Open Source Biotechnology + Patentability = ?

A post from our student blogger Sarah Goodman

While completing an assignment for my capstone project I became interested to learn more about open source technology related to patentability.

Open source is a philosophy that promotes free redistribution and access to an end product’s design and implementation. One example of open source products is the Linux family of computer operating systems that are often available free of charge. Organizations such as Creative Commons and the Free Software Foundation have websites where individuals can file for alternative “licenses,” or levels of restriction, for their works. Open source resources most often refer to software and technology development. The concept of open source technology has existed for decades. There is a lot of available information concerning open source software. However, biological open source technologies have been recently emerging.

Biological open source technologies extend the principles of open source software development to the development of research tools in medical and agricultural biotechnology. One of the leading organizations aimed at open source biotechnology development is the Biological Innovation for Open Society, or BIOS. This new technology-sharing initiative was developed at Cambia, a nonprofit Australian research institute supported by the Rockefeller foundation.
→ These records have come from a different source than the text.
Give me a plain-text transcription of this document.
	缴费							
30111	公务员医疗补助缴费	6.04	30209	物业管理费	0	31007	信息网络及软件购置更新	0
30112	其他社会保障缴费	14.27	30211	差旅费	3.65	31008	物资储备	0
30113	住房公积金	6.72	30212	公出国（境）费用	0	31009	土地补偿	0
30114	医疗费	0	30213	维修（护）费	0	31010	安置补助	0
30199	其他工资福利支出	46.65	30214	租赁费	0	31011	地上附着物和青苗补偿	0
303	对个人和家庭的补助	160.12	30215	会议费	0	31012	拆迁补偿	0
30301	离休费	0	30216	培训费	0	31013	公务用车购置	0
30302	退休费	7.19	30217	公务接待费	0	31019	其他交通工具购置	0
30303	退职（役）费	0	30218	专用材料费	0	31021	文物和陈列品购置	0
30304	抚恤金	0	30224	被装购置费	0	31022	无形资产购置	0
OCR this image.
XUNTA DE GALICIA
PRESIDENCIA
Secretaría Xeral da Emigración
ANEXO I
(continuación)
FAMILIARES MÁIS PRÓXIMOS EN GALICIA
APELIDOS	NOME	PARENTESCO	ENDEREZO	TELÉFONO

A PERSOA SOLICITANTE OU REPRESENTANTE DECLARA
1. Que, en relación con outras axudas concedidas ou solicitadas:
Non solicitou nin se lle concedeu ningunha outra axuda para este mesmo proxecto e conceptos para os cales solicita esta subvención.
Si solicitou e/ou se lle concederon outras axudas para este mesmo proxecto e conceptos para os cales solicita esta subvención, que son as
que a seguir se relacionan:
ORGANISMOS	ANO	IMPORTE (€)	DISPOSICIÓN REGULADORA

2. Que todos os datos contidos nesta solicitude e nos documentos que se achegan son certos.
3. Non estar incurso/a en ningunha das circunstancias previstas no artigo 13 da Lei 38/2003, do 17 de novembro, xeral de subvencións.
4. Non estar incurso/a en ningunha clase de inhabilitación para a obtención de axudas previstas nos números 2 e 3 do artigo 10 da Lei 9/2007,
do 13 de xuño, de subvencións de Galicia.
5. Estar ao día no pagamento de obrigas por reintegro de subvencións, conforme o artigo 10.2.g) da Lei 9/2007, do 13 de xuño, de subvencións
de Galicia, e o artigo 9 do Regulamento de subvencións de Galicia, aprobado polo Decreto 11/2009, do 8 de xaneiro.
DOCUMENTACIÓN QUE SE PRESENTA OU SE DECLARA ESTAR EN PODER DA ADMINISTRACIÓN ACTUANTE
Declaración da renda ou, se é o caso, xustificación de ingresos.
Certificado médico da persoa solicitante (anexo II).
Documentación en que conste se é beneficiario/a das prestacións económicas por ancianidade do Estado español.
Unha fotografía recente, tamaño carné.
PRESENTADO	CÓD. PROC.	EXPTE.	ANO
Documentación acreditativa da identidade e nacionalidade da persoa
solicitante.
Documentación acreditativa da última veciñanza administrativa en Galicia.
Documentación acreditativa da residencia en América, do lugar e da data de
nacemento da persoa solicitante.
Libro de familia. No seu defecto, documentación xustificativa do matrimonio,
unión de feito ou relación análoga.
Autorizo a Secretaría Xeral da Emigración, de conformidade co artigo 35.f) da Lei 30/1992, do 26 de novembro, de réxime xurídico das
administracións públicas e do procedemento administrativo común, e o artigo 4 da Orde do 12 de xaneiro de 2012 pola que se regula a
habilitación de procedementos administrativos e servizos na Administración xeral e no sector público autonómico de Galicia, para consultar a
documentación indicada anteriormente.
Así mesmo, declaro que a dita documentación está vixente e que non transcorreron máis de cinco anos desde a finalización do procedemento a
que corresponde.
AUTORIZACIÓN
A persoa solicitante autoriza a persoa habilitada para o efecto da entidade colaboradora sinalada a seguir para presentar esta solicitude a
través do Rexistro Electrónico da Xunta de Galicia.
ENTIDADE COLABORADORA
In one example, open source methods have been used to distribute a technique for creating a genetically modified crop.  This technique is available free to others to use and improve, as long as any improvements are also available free. BIOS states that while users of the technology are required to put any improvements they make into the open source pool of knowledge, companies and universities are allowed to patent any products they make using the technology, like a genetically modified crop. Patents are integral for innovation in biotechnology, so it is important that the products developed from using open source technological tools and methods can be patented. However, all licensees are required to share some aspects of the improvements, making them available for use to other licensees, even though they may be patented.

Open source licenses do not necessarily bar inventors from obtaining patent protection on inventive aspects of their technology. However, there may be some constraints on the inventors’ patent rights if some of the integral pieces of the invention were distributed through the open source method.

There are many difficulties in translating the current open source regulations to the biomedical field. The primary licensing system in software is copyright, whereas in biotechnology it is patents. The cost of patent protection can be substantial, but patent fees can be recovered from licensees. Due to the complexity of biotechnological innovations it can be difficult to determine what constitutes an improvement to a technology that uses open source materials or methods.

The current question is whether the open source model will work in the biological research field and how patent rights will be determined in court cases. A large determinant of the acceptance of the open source method in the commercial market will be whether or not it is appealing to IP owners. Open source biotechnology is an interesting emerging topic that will play a role in future biological patents.